See also Figures S1 and S2.

To determine whether CRTC2 KO HeLa cells had reduced MMR activity, we performed an in vivo MMR activity assay that monitored repair of a single-base mismatch in an enhanced green fluorescent protein (EGFP) reporter gene (Zhou et al., 2009). Cells that are proficient for MMR correctly repair the mismatch and therefore express EGFP. The results show that CRTC2 KO HeLa cells had greatly reduced MMR activity compared to control HeLa cells (Figures 1B and S2B). Ectopic expression of CRTC2 in CRTC2 KO HeLa cells largely restored MMR activity (Figures S2C and S2D), ruling out the possibility that the reduced MMR activity we observed was due to an off-target effect.

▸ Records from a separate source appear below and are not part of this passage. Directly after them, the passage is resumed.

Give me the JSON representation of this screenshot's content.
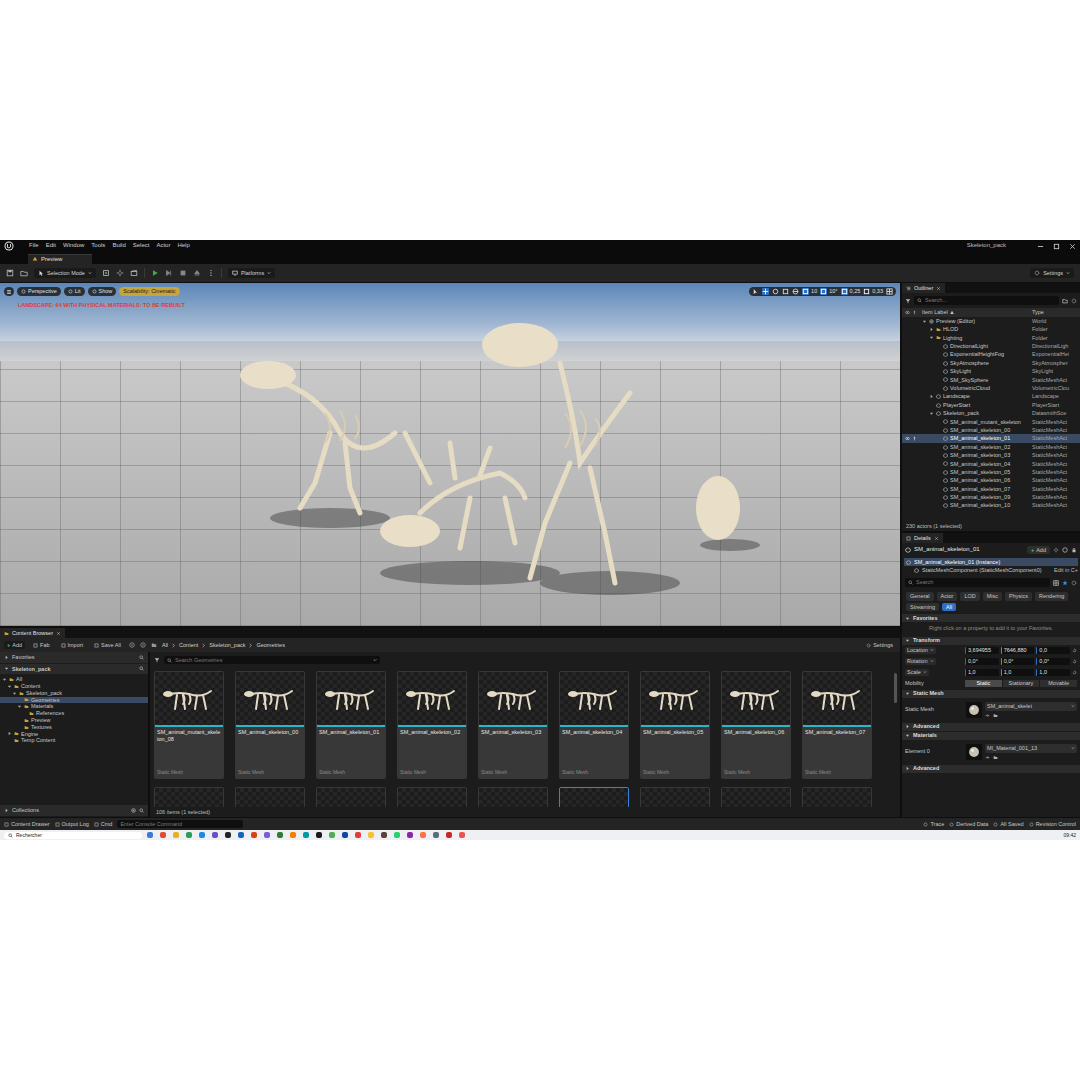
{
  "window": {
    "title": "Skeleton_pack",
    "menu": [
      "File",
      "Edit",
      "Window",
      "Tools",
      "Build",
      "Select",
      "Actor",
      "Help"
    ],
    "tab": "Preview"
  },
  "toolbar": {
    "mode": "Selection Mode",
    "platforms": "Platforms",
    "settings": "Settings"
  },
  "viewport": {
    "buttons": [
      "Perspective",
      "Lit",
      "Show"
    ],
    "scalability": "Scalability: Cinematic",
    "warning": "LANDSCAPE: 64 WITH PHYSICAL MATERIALS: TO BE REBUILT",
    "snaps": [
      {
        "value": "10",
        "on": true
      },
      {
        "value": "10°",
        "on": true
      },
      {
        "value": "0,25",
        "on": true
      },
      {
        "value": "0,33",
        "on": false
      }
    ]
  },
  "outliner": {
    "title": "Outliner",
    "search": "Search...",
    "columns": [
      "Item Label ▲",
      "Type"
    ],
    "footer": "230 actors (1 selected)",
    "rows": [
      {
        "label": "Preview (Editor)",
        "type": "World",
        "depth": 0,
        "kind": "world",
        "has_children": true,
        "expanded": true,
        "selected": false
      },
      {
        "label": "HLOD",
        "type": "Folder",
        "depth": 1,
        "kind": "folder",
        "has_children": true,
        "expanded": false,
        "selected": false
      },
      {
        "label": "Lighting",
        "type": "Folder",
        "depth": 1,
        "kind": "folder",
        "has_children": true,
        "expanded": true,
        "selected": false
      },
      {
        "label": "DirectionalLight",
        "type": "DirectionalLigh",
        "depth": 2,
        "kind": "actor",
        "has_children": false,
        "expanded": false,
        "selected": false
      },
      {
        "label": "ExponentialHeightFog",
        "type": "ExponentialHei",
        "depth": 2,
        "kind": "actor",
        "has_children": false,
        "expanded": false,
        "selected": false
      },
      {
        "label": "SkyAtmosphere",
        "type": "SkyAtmospher",
        "depth": 2,
        "kind": "actor",
        "has_children": false,
        "expanded": false,
        "selected": false
      },
      {
        "label": "SkyLight",
        "type": "SkyLight",
        "depth": 2,
        "kind": "actor",
        "has_children": false,
        "expanded": false,
        "selected": false
      },
      {
        "label": "SM_SkySphere",
        "type": "StaticMeshAct",
        "depth": 2,
        "kind": "actor",
        "has_children": false,
        "expanded": false,
        "selected": false
      },
      {
        "label": "VolumetricCloud",
        "type": "VolumetricClou",
        "depth": 2,
        "kind": "actor",
        "has_children": false,
        "expanded": false,
        "selected": false
      },
      {
        "label": "Landscape",
        "type": "Landscape",
        "depth": 1,
        "kind": "actor",
        "has_children": true,
        "expanded": false,
        "selected": false
      },
      {
        "label": "PlayerStart",
        "type": "PlayerStart",
        "depth": 1,
        "kind": "actor",
        "has_children": false,
        "expanded": false,
        "selected": false
      },
      {
        "label": "Skeleton_pack",
        "type": "DatasmithSce",
        "depth": 1,
        "kind": "actor",
        "has_children": true,
        "expanded": true,
        "selected": false
      },
      {
        "label": "SM_animal_mutant_skeleton",
        "type": "StaticMeshAct",
        "depth": 2,
        "kind": "actor",
        "has_children": false,
        "expanded": false,
        "selected": false
      },
      {
        "label": "SM_animal_skeleton_00",
        "type": "StaticMeshAct",
        "depth": 2,
        "kind": "actor",
        "has_children": false,
        "expanded": false,
        "selected": false
      },
      {
        "label": "SM_animal_skeleton_01",
        "type": "StaticMeshAct",
        "depth": 2,
        "kind": "actor",
        "has_children": false,
        "expanded": false,
        "selected": true
      },
      {
        "label": "SM_animal_skeleton_02",
        "type": "StaticMeshAct",
        "depth": 2,
        "kind": "actor",
        "has_children": false,
        "expanded": false,
        "selected": false
      },
      {
        "label": "SM_animal_skeleton_03",
        "type": "StaticMeshAct",
        "depth": 2,
        "kind": "actor",
        "has_children": false,
        "expanded": false,
        "selected": false
      },
      {
        "label": "SM_animal_skeleton_04",
        "type": "StaticMeshAct",
        "depth": 2,
        "kind": "actor",
        "has_children": false,
        "expanded": false,
        "selected": false
      },
      {
        "label": "SM_animal_skeleton_05",
        "type": "StaticMeshAct",
        "depth": 2,
        "kind": "actor",
        "has_children": false,
        "expanded": false,
        "selected": false
      },
      {
        "label": "SM_animal_skeleton_06",
        "type": "StaticMeshAct",
        "depth": 2,
        "kind": "actor",
        "has_children": false,
        "expanded": false,
        "selected": false
      },
      {
        "label": "SM_animal_skeleton_07",
        "type": "StaticMeshAct",
        "depth": 2,
        "kind": "actor",
        "has_children": false,
        "expanded": false,
        "selected": false
      },
      {
        "label": "SM_animal_skeleton_09",
        "type": "StaticMeshAct",
        "depth": 2,
        "kind": "actor",
        "has_children": false,
        "expanded": false,
        "selected": false
      },
      {
        "label": "SM_animal_skeleton_10",
        "type": "StaticMeshAct",
        "depth": 2,
        "kind": "actor",
        "has_children": false,
        "expanded": false,
        "selected": false
      }
    ]
  },
  "details": {
    "title": "Details",
    "actor": "SM_animal_skeleton_01",
    "add_icon": "+",
    "add": "Add",
    "components": [
      {
        "label": "SM_animal_skeleton_01 (Instance)",
        "action": "",
        "selected": true
      },
      {
        "label": "StaticMeshComponent (StaticMeshComponent0)",
        "action": "Edit in C+",
        "selected": false
      }
    ],
    "search": "Search",
    "filters": [
      {
        "label": "General",
        "selected": false
      },
      {
        "label": "Actor",
        "selected": false
      },
      {
        "label": "LOD",
        "selected": false
      },
      {
        "label": "Misc",
        "selected": false
      },
      {
        "label": "Physics",
        "selected": false
      },
      {
        "label": "Rendering",
        "selected": false
      },
      {
        "label": "Streaming",
        "selected": false
      },
      {
        "label": "All",
        "selected": true
      }
    ],
    "sections": [
      {
        "title": "Favorites",
        "kind": "hint",
        "expanded": true,
        "text": "Right click on a property to add it to your Favorites."
      },
      {
        "title": "Transform",
        "kind": "transform",
        "expanded": true,
        "rows": [
          {
            "label": "Location",
            "values": [
              "3,694955",
              "7646,880",
              "0,0"
            ]
          },
          {
            "label": "Rotation",
            "values": [
              "0,0°",
              "0,0°",
              "0,0°"
            ]
          },
          {
            "label": "Scale",
            "values": [
              "1,0",
              "1,0",
              "1,0"
            ]
          }
        ],
        "mobility": {
          "label": "Mobility",
          "options": [
            {
              "label": "Static",
              "selected": true
            },
            {
              "label": "Stationary",
              "selected": false
            },
            {
              "label": "Movable",
              "selected": false
            }
          ]
        }
      },
      {
        "title": "Static Mesh",
        "kind": "asset",
        "expanded": true,
        "label": "Static Mesh",
        "value": "SM_animal_skelet"
      },
      {
        "title": "Advanced",
        "kind": "collapsed",
        "expanded": false
      },
      {
        "title": "Materials",
        "kind": "asset",
        "expanded": true,
        "label": "Element 0",
        "value": "MI_Material_001_13"
      },
      {
        "title": "Advanced",
        "kind": "collapsed",
        "expanded": false
      }
    ]
  },
  "content_browser": {
    "title": "Content Browser",
    "actions": [
      {
        "icon": "+",
        "label": "Add"
      },
      {
        "icon": "",
        "label": "Fab"
      },
      {
        "icon": "",
        "label": "Import"
      },
      {
        "icon": "",
        "label": "Save All"
      }
    ],
    "breadcrumb": [
      "All",
      "Content",
      "Skeleton_pack",
      "Geometries"
    ],
    "settings": "Settings",
    "favorites": "Favorites",
    "root": "Skeleton_pack",
    "collections": "Collections",
    "tree": [
      {
        "label": "All",
        "depth": 0,
        "has_children": true,
        "expanded": true,
        "selected": false
      },
      {
        "label": "Content",
        "depth": 1,
        "has_children": true,
        "expanded": true,
        "selected": false
      },
      {
        "label": "Skeleton_pack",
        "depth": 2,
        "has_children": true,
        "expanded": true,
        "selected": false
      },
      {
        "label": "Geometries",
        "depth": 3,
        "has_children": false,
        "expanded": false,
        "selected": true
      },
      {
        "label": "Materials",
        "depth": 3,
        "has_children": true,
        "expanded": true,
        "selected": false
      },
      {
        "label": "References",
        "depth": 4,
        "has_children": false,
        "expanded": false,
        "selected": false
      },
      {
        "label": "Preview",
        "depth": 3,
        "has_children": false,
        "expanded": false,
        "selected": false
      },
      {
        "label": "Textures",
        "depth": 3,
        "has_children": false,
        "expanded": false,
        "selected": false
      },
      {
        "label": "Engine",
        "depth": 1,
        "has_children": true,
        "expanded": false,
        "selected": false
      },
      {
        "label": "Temp Content",
        "depth": 1,
        "has_children": false,
        "expanded": false,
        "selected": false
      }
    ],
    "search": "Search Geometries",
    "items": [
      {
        "name": "SM_animal_mutant_skeleton_08",
        "type": "Static Mesh",
        "selected": false
      },
      {
        "name": "SM_animal_skeleton_00",
        "type": "Static Mesh",
        "selected": false
      },
      {
        "name": "SM_animal_skeleton_01",
        "type": "Static Mesh",
        "selected": false
      },
      {
        "name": "SM_animal_skeleton_02",
        "type": "Static Mesh",
        "selected": false
      },
      {
        "name": "SM_animal_skeleton_03",
        "type": "Static Mesh",
        "selected": false
      },
      {
        "name": "SM_animal_skeleton_04",
        "type": "Static Mesh",
        "selected": false
      },
      {
        "name": "SM_animal_skeleton_05",
        "type": "Static Mesh",
        "selected": false
      },
      {
        "name": "SM_animal_skeleton_06",
        "type": "Static Mesh",
        "selected": false
      },
      {
        "name": "SM_animal_skeleton_07",
        "type": "Static Mesh",
        "selected": false
      }
    ],
    "partial_items": [
      {
        "selected": false
      },
      {
        "selected": false
      },
      {
        "selected": false
      },
      {
        "selected": false
      },
      {
        "selected": false
      },
      {
        "selected": true
      },
      {
        "selected": false
      },
      {
        "selected": false
      },
      {
        "selected": false
      }
    ],
    "footer": "106 items (1 selected)"
  },
  "status_bar": {
    "left": [
      "Content Drawer",
      "Output Log",
      "Cmd"
    ],
    "console": "Enter Console Command",
    "right": [
      "Trace",
      "Derived Data",
      "All Saved",
      "Revision Control"
    ]
  },
  "taskbar": {
    "search": "Rechercher",
    "time": "09:42",
    "apps": [
      {
        "color": "#3a7bd5"
      },
      {
        "color": "#e04a3a"
      },
      {
        "color": "#e8b020"
      },
      {
        "color": "#2a9d5a"
      },
      {
        "color": "#1e88e5"
      },
      {
        "color": "#6a4fc8"
      },
      {
        "color": "#222222"
      },
      {
        "color": "#1565c0"
      },
      {
        "color": "#d84315"
      },
      {
        "color": "#7b5cd6"
      },
      {
        "color": "#2e7d32"
      },
      {
        "color": "#f57c00"
      },
      {
        "color": "#0097a7"
      },
      {
        "color": "#1a1a1a"
      },
      {
        "color": "#4caf50"
      },
      {
        "color": "#0d47a1"
      },
      {
        "color": "#e53935"
      },
      {
        "color": "#fbc02d"
      },
      {
        "color": "#5d4037"
      },
      {
        "color": "#25d366"
      },
      {
        "color": "#8e24aa"
      },
      {
        "color": "#ff7043"
      },
      {
        "color": "#546e7a"
      },
      {
        "color": "#c62828"
      },
      {
        "color": "#ef5350"
      }
    ]
  }
}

To determine whether MMR-defective CRTC2 KO HeLa cells had a mutator phenotype, we measured the spontaneous mutation frequency of the hypoxanthine guanine phosphoribosyltransferase (HPRT) gene. The results show that the spontaneous mutation frequency in CRTC2 KO HeLa cells was ~25-fold higher than in control HeLa cells (Figure 1C). We also tested whether CRTC2 KO HeLa cells had MSI by analyzing four loci, BAT25, BAT26, D2S123 and D5S346, which are commonly used to diagnose MSI (Boland et al., 1998; Parsons et al., 1993). As expected, we observed no evidence of MSI in control HeLa cells, whereas all four CRTC2 KO1 HeLa subclones and two of the four CRTC2 KO2 HeLa subclones examined showed new microsatellite species, indicative of MSI (Figure 1D).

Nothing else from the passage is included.